Setting aside a few hours at the beginning of an outbreak to thoughtfully design a questionnaire containing quantifiable and actionable questions is well worth the time. In the heat of the moment, methodical descriptive epidemiology often takes second priority to such activities as infection control and case finding; unfortunately, without data (and their real-time analysis), such activities are often misguided and unsuccessful. It is equally important to make sure that once a question is included on a questionnaire, it is asked and the results are recorded. While the questions needed in each outbreak are different, many of the principles, and even some of the questions, are universal. It would be useful for the World Health Organization to develop a “minimum standard” for the collection of data during an outbreak, to be ignored at one’s peril. These issues are not dissimilar to the problem of poor clinical documentation during outbreaks of Marburg and other haemorrhagic fevers [15, 16].

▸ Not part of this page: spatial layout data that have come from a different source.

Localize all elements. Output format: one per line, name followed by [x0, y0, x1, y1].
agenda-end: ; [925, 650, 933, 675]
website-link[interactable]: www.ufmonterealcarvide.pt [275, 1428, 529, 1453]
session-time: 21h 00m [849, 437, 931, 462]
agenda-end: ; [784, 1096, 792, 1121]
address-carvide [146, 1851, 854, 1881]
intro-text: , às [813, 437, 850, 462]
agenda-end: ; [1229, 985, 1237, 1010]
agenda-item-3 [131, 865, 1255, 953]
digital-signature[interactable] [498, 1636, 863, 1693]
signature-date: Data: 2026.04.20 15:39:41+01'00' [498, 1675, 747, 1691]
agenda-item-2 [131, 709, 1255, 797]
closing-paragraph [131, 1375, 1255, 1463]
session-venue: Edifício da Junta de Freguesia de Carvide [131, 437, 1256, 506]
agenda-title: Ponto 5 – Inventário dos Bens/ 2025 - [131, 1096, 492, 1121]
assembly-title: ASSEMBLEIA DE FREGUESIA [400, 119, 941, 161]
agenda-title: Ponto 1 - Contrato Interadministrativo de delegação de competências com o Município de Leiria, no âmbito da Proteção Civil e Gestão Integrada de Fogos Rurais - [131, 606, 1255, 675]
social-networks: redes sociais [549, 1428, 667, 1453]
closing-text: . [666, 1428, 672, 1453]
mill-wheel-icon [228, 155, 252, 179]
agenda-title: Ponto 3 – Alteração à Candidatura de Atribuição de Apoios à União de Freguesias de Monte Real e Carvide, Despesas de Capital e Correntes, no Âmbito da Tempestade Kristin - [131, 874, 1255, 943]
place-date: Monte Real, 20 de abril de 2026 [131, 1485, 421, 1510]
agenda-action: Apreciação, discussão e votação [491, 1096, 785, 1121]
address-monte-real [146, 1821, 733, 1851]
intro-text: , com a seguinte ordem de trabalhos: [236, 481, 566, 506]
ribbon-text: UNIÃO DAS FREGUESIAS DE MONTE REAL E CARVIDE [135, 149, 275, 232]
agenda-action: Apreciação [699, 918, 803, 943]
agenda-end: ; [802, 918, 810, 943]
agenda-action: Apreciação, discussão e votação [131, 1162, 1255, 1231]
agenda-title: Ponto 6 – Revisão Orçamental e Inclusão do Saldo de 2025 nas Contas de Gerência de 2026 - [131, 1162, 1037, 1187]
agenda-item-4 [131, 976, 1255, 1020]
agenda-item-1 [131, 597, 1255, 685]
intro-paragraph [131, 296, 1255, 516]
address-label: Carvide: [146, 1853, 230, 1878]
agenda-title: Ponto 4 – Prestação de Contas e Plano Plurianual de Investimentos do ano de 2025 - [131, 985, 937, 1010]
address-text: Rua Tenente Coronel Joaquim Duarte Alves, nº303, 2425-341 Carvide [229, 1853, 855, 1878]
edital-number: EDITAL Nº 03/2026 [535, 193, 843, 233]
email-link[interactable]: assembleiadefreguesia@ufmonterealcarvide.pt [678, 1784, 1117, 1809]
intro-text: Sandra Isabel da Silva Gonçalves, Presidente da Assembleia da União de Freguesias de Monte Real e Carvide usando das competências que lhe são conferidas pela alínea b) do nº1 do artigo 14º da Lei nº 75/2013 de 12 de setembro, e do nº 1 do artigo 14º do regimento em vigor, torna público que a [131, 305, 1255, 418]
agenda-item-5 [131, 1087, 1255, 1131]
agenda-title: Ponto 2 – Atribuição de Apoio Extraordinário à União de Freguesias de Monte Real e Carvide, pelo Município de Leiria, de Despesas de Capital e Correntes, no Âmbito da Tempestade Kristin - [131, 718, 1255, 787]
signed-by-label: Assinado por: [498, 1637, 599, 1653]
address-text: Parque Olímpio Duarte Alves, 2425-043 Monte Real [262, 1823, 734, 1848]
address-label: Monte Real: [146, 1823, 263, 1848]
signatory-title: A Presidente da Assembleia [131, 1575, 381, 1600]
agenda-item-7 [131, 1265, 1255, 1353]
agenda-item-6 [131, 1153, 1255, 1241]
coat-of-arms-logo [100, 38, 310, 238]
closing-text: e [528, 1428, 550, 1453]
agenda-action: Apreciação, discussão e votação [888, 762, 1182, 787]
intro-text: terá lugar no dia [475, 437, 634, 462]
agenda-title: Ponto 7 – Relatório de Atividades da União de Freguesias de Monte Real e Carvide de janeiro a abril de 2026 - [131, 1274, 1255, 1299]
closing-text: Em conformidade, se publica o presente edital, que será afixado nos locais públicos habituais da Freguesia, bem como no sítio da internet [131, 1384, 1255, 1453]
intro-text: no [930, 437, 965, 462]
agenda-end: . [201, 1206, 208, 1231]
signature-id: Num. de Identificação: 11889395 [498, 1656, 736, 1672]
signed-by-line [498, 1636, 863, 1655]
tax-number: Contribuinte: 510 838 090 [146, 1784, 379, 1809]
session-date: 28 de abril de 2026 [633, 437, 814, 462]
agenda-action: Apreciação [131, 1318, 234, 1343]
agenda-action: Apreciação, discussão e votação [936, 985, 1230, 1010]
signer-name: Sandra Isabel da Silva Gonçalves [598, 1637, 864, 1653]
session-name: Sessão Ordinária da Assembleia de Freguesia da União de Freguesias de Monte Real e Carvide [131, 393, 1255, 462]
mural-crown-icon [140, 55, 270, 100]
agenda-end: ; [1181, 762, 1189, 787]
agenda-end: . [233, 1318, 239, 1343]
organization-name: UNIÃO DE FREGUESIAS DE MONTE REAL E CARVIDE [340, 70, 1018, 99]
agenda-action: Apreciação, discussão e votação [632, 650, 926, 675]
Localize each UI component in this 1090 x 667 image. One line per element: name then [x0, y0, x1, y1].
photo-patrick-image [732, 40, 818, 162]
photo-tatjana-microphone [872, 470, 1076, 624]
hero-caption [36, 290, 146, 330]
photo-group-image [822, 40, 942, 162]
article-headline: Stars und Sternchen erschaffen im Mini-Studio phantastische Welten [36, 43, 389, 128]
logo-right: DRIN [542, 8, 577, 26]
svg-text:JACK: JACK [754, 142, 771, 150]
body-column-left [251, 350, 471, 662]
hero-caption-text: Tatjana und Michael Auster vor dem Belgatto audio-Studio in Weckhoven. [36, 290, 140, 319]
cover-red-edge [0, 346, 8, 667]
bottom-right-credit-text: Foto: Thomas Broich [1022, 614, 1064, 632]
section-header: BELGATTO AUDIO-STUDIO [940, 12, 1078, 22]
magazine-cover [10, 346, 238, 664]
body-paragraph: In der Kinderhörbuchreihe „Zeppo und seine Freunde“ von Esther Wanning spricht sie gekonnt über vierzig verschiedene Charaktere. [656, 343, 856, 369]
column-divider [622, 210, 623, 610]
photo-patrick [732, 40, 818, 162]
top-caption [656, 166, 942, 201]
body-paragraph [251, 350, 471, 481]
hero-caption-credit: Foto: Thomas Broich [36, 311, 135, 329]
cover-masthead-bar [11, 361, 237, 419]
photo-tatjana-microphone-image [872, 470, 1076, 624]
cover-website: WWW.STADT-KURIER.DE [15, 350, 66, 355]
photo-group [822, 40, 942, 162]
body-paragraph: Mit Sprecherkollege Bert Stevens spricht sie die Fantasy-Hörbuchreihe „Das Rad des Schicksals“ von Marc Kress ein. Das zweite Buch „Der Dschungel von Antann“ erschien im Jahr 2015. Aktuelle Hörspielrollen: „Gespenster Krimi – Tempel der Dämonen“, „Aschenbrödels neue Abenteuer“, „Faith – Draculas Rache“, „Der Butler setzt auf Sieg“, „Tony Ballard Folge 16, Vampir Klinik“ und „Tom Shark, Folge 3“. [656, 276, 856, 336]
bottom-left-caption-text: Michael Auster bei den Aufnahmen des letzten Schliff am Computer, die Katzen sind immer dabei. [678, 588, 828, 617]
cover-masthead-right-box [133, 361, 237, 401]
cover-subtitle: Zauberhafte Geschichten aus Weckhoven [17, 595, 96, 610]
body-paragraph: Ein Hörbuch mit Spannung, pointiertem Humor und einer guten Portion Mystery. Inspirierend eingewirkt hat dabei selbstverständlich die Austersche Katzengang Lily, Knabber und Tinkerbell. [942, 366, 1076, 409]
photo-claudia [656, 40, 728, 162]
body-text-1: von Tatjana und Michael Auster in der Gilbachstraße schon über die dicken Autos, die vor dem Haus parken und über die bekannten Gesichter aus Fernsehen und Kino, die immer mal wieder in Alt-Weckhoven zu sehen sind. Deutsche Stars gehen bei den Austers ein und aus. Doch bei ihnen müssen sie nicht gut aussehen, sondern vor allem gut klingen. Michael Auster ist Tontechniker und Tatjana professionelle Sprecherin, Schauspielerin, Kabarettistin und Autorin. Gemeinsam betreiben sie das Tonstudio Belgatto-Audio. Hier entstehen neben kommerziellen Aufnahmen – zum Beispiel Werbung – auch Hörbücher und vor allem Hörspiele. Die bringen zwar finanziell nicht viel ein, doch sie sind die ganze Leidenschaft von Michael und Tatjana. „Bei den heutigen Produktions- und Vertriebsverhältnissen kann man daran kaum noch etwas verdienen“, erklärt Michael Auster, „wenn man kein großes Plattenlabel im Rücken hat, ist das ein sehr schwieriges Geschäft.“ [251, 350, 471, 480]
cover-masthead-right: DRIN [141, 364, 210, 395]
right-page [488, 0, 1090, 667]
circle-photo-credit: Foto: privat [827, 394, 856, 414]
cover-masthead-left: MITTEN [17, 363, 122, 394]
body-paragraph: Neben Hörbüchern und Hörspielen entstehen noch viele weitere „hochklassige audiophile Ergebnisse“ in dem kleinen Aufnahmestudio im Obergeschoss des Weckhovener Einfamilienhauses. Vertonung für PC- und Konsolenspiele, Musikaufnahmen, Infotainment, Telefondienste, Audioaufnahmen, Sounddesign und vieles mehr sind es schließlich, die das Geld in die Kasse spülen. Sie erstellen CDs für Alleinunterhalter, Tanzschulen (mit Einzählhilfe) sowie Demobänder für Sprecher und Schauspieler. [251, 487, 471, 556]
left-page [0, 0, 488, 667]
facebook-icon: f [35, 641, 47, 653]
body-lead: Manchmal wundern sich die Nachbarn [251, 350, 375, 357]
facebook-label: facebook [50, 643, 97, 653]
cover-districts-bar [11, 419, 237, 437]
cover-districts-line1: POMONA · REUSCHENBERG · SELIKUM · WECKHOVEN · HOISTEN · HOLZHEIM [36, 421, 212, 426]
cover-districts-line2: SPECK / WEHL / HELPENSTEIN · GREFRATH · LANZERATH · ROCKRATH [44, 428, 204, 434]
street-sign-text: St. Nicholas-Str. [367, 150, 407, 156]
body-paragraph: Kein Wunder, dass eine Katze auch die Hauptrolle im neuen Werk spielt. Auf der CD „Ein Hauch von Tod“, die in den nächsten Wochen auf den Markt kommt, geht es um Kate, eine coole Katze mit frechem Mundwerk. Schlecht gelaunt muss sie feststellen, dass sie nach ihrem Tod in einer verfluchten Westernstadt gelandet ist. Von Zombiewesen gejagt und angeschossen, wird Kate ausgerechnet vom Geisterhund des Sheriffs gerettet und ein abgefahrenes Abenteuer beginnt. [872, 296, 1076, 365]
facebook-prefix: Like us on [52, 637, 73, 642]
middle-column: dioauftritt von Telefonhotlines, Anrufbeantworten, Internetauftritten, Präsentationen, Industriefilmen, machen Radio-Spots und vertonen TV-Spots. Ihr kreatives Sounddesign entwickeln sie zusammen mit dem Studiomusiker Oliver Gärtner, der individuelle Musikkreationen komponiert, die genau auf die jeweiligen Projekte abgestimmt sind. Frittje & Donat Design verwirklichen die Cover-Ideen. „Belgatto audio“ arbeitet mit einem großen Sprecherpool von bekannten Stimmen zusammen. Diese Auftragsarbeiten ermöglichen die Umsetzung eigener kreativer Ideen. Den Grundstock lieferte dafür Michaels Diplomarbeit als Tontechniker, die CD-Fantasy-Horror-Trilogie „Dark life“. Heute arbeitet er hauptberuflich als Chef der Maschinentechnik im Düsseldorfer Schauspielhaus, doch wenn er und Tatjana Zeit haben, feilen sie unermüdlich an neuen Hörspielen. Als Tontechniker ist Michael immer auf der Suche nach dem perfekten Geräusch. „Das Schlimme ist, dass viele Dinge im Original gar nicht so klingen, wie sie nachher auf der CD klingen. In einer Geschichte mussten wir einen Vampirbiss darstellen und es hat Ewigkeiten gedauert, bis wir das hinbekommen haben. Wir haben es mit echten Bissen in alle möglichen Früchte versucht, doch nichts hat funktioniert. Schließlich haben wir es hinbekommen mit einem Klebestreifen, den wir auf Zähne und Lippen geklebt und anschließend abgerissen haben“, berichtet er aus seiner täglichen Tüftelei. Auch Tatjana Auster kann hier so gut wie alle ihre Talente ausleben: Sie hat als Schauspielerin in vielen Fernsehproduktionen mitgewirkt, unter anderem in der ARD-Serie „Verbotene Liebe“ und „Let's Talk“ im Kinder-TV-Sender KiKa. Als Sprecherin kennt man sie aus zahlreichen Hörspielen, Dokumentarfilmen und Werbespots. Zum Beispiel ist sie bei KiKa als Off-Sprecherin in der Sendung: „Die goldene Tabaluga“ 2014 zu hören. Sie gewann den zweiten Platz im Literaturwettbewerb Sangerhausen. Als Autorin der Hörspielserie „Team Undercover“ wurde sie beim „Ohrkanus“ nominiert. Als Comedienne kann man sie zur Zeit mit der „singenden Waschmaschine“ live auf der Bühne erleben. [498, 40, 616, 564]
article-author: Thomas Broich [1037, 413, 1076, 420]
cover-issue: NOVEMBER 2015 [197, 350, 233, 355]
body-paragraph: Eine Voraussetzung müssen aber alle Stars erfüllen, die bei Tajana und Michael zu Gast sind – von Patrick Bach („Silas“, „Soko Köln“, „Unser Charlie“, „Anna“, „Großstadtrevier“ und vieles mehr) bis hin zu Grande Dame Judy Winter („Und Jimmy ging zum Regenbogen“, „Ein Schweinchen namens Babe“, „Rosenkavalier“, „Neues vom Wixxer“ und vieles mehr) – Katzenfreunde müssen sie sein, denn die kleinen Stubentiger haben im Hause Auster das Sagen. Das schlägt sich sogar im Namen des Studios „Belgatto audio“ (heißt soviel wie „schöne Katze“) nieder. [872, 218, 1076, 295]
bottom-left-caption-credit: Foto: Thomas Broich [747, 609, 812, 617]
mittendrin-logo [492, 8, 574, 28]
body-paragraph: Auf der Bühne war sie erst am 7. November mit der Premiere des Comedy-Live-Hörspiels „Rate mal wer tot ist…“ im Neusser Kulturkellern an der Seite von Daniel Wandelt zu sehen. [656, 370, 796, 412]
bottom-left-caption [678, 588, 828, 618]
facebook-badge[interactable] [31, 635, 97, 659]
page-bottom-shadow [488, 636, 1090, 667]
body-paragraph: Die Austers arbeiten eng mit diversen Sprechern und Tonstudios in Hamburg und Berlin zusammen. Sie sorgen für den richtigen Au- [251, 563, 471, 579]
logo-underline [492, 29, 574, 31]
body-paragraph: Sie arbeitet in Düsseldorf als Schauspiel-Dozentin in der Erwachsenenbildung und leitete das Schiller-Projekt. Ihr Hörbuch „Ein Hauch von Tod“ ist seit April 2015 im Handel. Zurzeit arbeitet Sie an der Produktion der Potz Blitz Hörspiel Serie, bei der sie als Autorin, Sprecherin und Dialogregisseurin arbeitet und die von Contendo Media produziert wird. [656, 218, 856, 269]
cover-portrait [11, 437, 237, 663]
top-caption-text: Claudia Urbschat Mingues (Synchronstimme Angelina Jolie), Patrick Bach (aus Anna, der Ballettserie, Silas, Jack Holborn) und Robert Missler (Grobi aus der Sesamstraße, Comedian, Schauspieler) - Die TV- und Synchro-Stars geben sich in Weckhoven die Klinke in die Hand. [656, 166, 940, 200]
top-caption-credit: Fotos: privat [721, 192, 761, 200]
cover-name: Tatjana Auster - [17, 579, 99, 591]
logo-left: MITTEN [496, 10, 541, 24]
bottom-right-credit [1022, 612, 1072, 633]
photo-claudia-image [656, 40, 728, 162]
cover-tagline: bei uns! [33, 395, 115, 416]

Finally, it is important to expand the use of the COSI as an important epidemiologic tool for outbreak assessment and action. It can be a useful tool for identifying the pathogen, and evaluating the success of control interventions. The main advantage of the COSI is that it is more easily measurable than the incubation period (as patients are more likely to know when they became ill than when they were exposed). Unfortunately, as an epidemiologic tool, it currently has limited use because a disease’s published incubation period is often used to help identify the pathogen, but few diseases have published COSIs (one notable exception is influenza [17, 18]), and calculation of the COSI from available statistics is difficult. The scientific and public health community should endeavor to characterize the COSIs of important outbreak-prone diseases, as well as look into ways to operationalize the use of COSI in outbreak response.